The 1998 ACM Kanellakis Award for Theory and Practice was awarded to Randal E. Bryant, Edmund M. Clarke, Jr., E. Allen Emerson, and Kenneth L. McMillan for their invention of "symbolic model checking," a method of formally checking system designs that is widely used in the computer hardware industry and is beginning to show significant promise also in software verification and other areas.

Symbolic model checking has its roots in the earlier concept of temporal model checking, proposed by Clarke and Emerson in 1981. In temporal model checking, specifications are expressed in a logic called CTL (Computation Tree Logic), and system designs are modeled as finite state-transition systems. An efficient search procedure based on fixed-point computation is used to determine automatically if the specifications are satisfied by the state-transition systems. The model checker will either terminate with the answer True, indicating that the design indeed satisfies the specifications, or False, indicating that it does not. In the latter case, it typically produces an explicit counterexample, that is, the description of an execution of the system that violates the specification. Clarke and Emerson were able to use temporal model checking to find some very subtle design errors in published hardware designs.

There was a drawback to this approach as originally proposed, however: the state-explosion problem. For real-world designs, the state space of the design is typically so large that the required exhaustive search becomes infeasible. This limited the applicability of temporal model checking to designs of mainly academic interest.

In 1986, Bryant developed a new representation of Boolean functions, called OBDDs (Ordered Binary Decision Diagrams). Bryant's crucial contribution was to show that by fixing the order of testing of Boolean variables in binary decision diagrams, these diagrams become very tractable computationally. McMillan then realized that OBDDs can symbolically represent sets of states in state-transition systems. In 1987, he developed a software tool called SMV (Symbolic Model Verifier) for verifying systems with over 10^20 states. Thus, symbolic model checking was born.

The practicality of symbolic model checking as opposed to other formal verification techniques stems from several reasons. First, model checking is an algorithmic method, as opposed to other formal verification techniques that require extensive user guidance. Second, symbolic model checking can in many cases avoid the state-explosion problem and handle successfully industrial-size designs. Third, for systems that are too big even for symbolic model checking to handle completely, one can still use it to verify that specific types of unwanted behavior cannot occur. These advantages are responsible for the successful introduction of formal verification into the industrial design environment.
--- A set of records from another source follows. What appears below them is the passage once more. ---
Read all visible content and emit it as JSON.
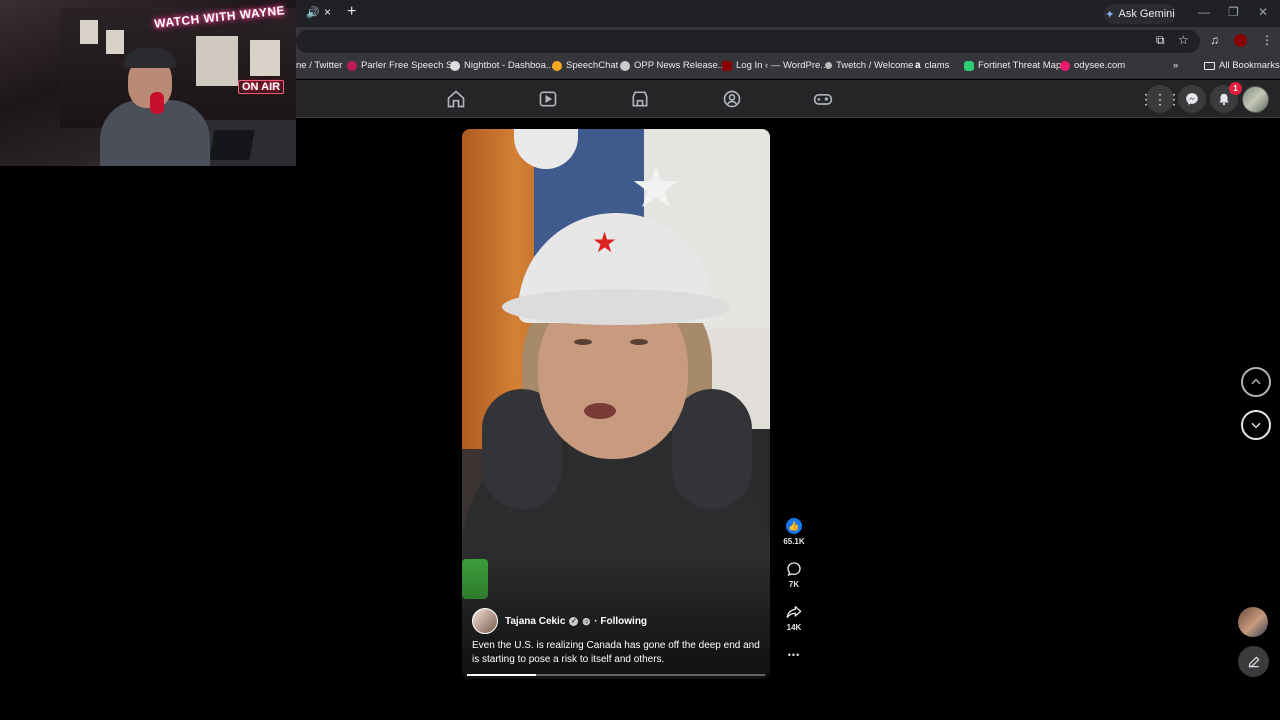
{
  "browser": {
    "gemini_label": "Ask Gemini",
    "tab_close": "×",
    "tab_new": "+",
    "win_min": "—",
    "win_max": "❐",
    "win_close": "✕",
    "bookmarks": [
      {
        "label": "ne / Twitter",
        "icon": "twitter-icon"
      },
      {
        "label": "Parler Free Speech S...",
        "icon": "parler-icon",
        "color": "#c2185b"
      },
      {
        "label": "Nightbot - Dashboa...",
        "icon": "nightbot-icon",
        "color": "#dddddd"
      },
      {
        "label": "SpeechChat",
        "icon": "speechchat-icon",
        "color": "#f5a623"
      },
      {
        "label": "OPP News Release...",
        "icon": "globe-icon",
        "color": "#cccccc"
      },
      {
        "label": "Log In ‹ — WordPre...",
        "icon": "wordpress-icon",
        "color": "#8b0000"
      },
      {
        "label": "Twetch / Welcome",
        "icon": "twetch-icon",
        "color": "#bbbbbb"
      },
      {
        "label": "clams",
        "icon": "amazon-icon",
        "color": "#ffffff"
      },
      {
        "label": "Fortinet Threat Map",
        "icon": "fortinet-icon",
        "color": "#2ecc71"
      },
      {
        "label": "odysee.com",
        "icon": "odysee-icon",
        "color": "#ef1970"
      }
    ],
    "bookmarks_overflow": "»",
    "all_bookmarks": "All Bookmarks"
  },
  "webcam": {
    "sign": "WATCH WITH WAYNE",
    "on_air": "ON AIR"
  },
  "facebook": {
    "notification_count": "1"
  },
  "reel": {
    "author": "Tajana Cekic",
    "following_label": "· Following",
    "caption": "Even the U.S. is realizing Canada has gone off the deep end and is starting to pose a risk to itself and others.",
    "progress": 0.23,
    "likes": "65.1K",
    "comments": "7K",
    "shares": "14K",
    "more": "•••"
  },
  "colors": {
    "accent": "#1877f2",
    "badge": "#e41e3f"
  }
}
Today, symbolic model checking is one of the most important formal techniques used in the computer and semiconductor industries, and SMV is one of the most widely used verification tools. These industries face a complexity explosion of near-crisis proportions, with six-month design cycles in which products of unprecedented complexity have to be "right" the first time in order for companies to survive. Symbolic model checking offers design teams shorter time to market and increased product integrity, which explains the rapid adoption of this technology by all leading semiconductor companies.

**Several companies have integrated symbolic model checking into proprietary design tools. For example, the RuleBase system developed at the IBM Haifa Research Lab is used in a number of microprocessor development projects to verify bus protocols and other system components.** The model checker SVE developed at Siemens is applied to various internal development projects and is also marketed to external customers by Abstract Hardware Ltd. and Verisys. Motorola and Intel are two other semiconductor manufacturers that make extensive use of symbolic model checking. Other commercial tools based on symbolic model checking include Lucent's FormalCheck, marketed by Cadence for hardware verification.
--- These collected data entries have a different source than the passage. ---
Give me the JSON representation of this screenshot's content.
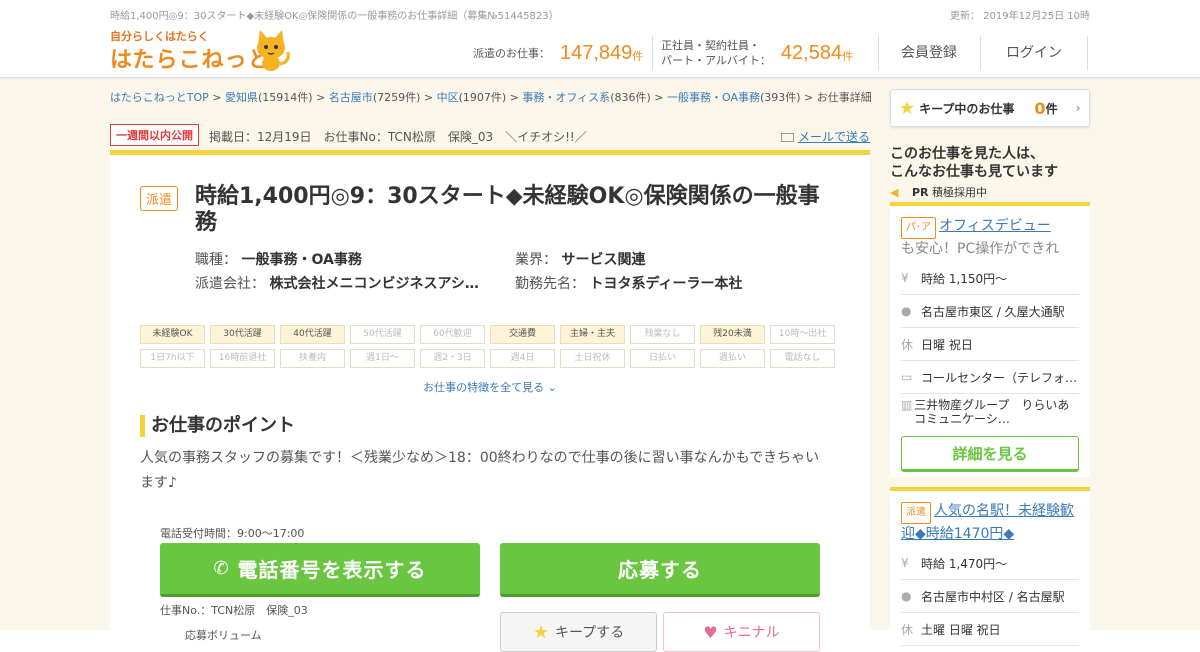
{
  "header": {
    "page_caption": "時給1,400円◎9：30スタート◆未経験OK◎保険関係の一般事務のお仕事詳細（募集№51445823）",
    "updated": "更新： 2019年12月25日 10時",
    "logo_small": "自分らしくはたらく",
    "logo_main": "はたらこねっと",
    "stat1_label": "派遣のお仕事：",
    "stat1_num": "147,849",
    "stat1_unit": "件",
    "stat2_label_1": "正社員・契約社員・",
    "stat2_label_2": "パート・アルバイト：",
    "stat2_num": "42,584",
    "stat2_unit": "件",
    "register": "会員登録",
    "login": "ログイン"
  },
  "breadcrumb": [
    {
      "text": "はたらこねっとTOP",
      "link": true
    },
    {
      "text": " > ",
      "link": false
    },
    {
      "text": "愛知県",
      "link": true
    },
    {
      "text": "(15914件) > ",
      "link": false
    },
    {
      "text": "名古屋市",
      "link": true
    },
    {
      "text": "(7259件) > ",
      "link": false
    },
    {
      "text": "中区",
      "link": true
    },
    {
      "text": "(1907件) > ",
      "link": false
    },
    {
      "text": "事務・オフィス系",
      "link": true
    },
    {
      "text": "(836件) > ",
      "link": false
    },
    {
      "text": "一般事務・OA事務",
      "link": true
    },
    {
      "text": "(393件) > お仕事詳細",
      "link": false
    }
  ],
  "job": {
    "new_badge": "一週間以内公開",
    "pub_info": "掲載日：12月19日　お仕事No：TCN松原　保険_03　＼イチオシ!!／",
    "mail_link": "メールで送る",
    "type_badge": "派遣",
    "title": "時給1,400円◎9：30スタート◆未経験OK◎保険関係の一般事務",
    "occupation_label": "職種：",
    "occupation": "一般事務・OA事務",
    "industry_label": "業界：",
    "industry": "サービス関連",
    "agency_label": "派遣会社：",
    "agency": "株式会社メニコンビジネスアシ…",
    "workplace_label": "勤務先名：",
    "workplace": "トヨタ系ディーラー本社",
    "tags": [
      {
        "t": "未経験OK",
        "on": true
      },
      {
        "t": "30代活躍",
        "on": true
      },
      {
        "t": "40代活躍",
        "on": true
      },
      {
        "t": "50代活躍",
        "on": false
      },
      {
        "t": "60代歓迎",
        "on": false
      },
      {
        "t": "交通費",
        "on": true
      },
      {
        "t": "主婦・主夫",
        "on": true
      },
      {
        "t": "残業なし",
        "on": false
      },
      {
        "t": "残20未満",
        "on": true
      },
      {
        "t": "10時～出社",
        "on": false
      },
      {
        "t": "1日7h以下",
        "on": false
      },
      {
        "t": "16時前退社",
        "on": false
      },
      {
        "t": "扶養内",
        "on": false
      },
      {
        "t": "週1日～",
        "on": false
      },
      {
        "t": "週2・3日",
        "on": false
      },
      {
        "t": "週4日",
        "on": false
      },
      {
        "t": "土日祝休",
        "on": false
      },
      {
        "t": "日払い",
        "on": false
      },
      {
        "t": "週払い",
        "on": false
      },
      {
        "t": "電話なし",
        "on": false
      }
    ],
    "all_features": "お仕事の特徴を全て見る",
    "point_heading": "お仕事のポイント",
    "point_text": "人気の事務スタッフの募集です！＜残業少なめ＞18：00終わりなので仕事の後に習い事なんかもできちゃいます♪",
    "phone_hours": "電話受付時間：9:00～17:00",
    "phone_button": "電話番号を表示する",
    "apply_button": "応募する",
    "job_no": "仕事No.：TCN松原　保険_03",
    "scale_label": "応募ボリューム",
    "keep_button": "キープする",
    "kininaru_button": "キニナル"
  },
  "sidebar": {
    "keep_label": "キープ中のお仕事",
    "keep_count": "0",
    "keep_unit": "件",
    "seen_line1": "このお仕事を見た人は、",
    "seen_line2": "こんなお仕事も見ています",
    "pr_label": "PR",
    "pr_text": "積極採用中",
    "rec1": {
      "type": "パ･ア",
      "title_link": "オフィスデビュー",
      "title_rest": "も安心！PC操作ができれ",
      "wage": "時給 1,150円～",
      "location": "名古屋市東区 / 久屋大通駅",
      "holiday": "日曜 祝日",
      "job": "コールセンター（テレフォ…",
      "company": "三井物産グループ　りらいあコミュニケーシ…",
      "detail": "詳細を見る"
    },
    "rec2": {
      "type": "派遣",
      "title": "人気の名駅！未経験歓迎◆時給1470円◆",
      "wage": "時給 1,470円～",
      "location": "名古屋市中村区 / 名古屋駅",
      "holiday": "土曜 日曜 祝日"
    }
  },
  "colors": {
    "accent": "#f08a1d",
    "green": "#6ac640",
    "yellow": "#f5d33a",
    "link": "#3a7ab8"
  }
}
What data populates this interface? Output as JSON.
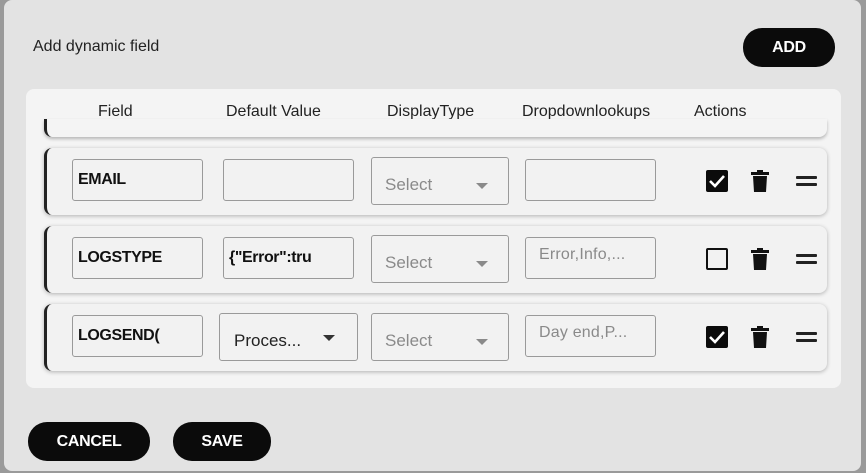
{
  "dialog": {
    "title": "Add dynamic field",
    "add_label": "ADD",
    "cancel_label": "CANCEL",
    "save_label": "SAVE"
  },
  "table": {
    "headers": {
      "field": "Field",
      "default_value": "Default Value",
      "display_type": "DisplayType",
      "dropdown_lookups": "Dropdownlookups",
      "actions": "Actions"
    },
    "rows": [
      {
        "field": "EMAIL",
        "default_value": "",
        "display_type": "Select",
        "dropdown_lookups": "",
        "checked": true
      },
      {
        "field": "LOGSTYPE",
        "default_value": "{\"Error\":tru",
        "display_type": "Select",
        "dropdown_lookups": "Error,Info,...",
        "checked": false
      },
      {
        "field": "LOGSEND(",
        "default_value": "Proces...",
        "display_type": "Select",
        "dropdown_lookups": "Day end,P...",
        "checked": true
      }
    ]
  },
  "icons": {
    "check": "check-icon",
    "delete": "trash-icon",
    "drag": "drag-handle-icon",
    "caret": "caret-down-icon"
  }
}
**Industrial experience has shown that symbolic model checking is able not only to find hard-to-discover design errors, but it can do so inexpensively. An example of this was demonstrated in the verification of a storage control unit at IBM. A recently discovered bug in an arbiter had not been found by millions and millions of simulation cycles over a period of months, but was found in a few minutes by RuleBase.**

While general design verification problems are still daunting today, researchers inspired by the success of symbolic model checking in the hardware domain are developing new assaults on the problem of verifying software. Success has recently been reported in checking some crucial problems of large software systems, such as aircraft collision avoidance systems. Other application domains are also opening up. For instance, a chemical engineering researcher has found symbolic model checking applicable to risk-assessment problems in the chemical industry, thus demonstrating that symbolic model checking has a potential of becoming the standard technique of analyzing all sorts of large discrete-state systems.

For their invention of symbolic model checking, Bryant, Clarke, Emerson, and McMillan received the 1998 Kanellakis Award for Theory and Practice.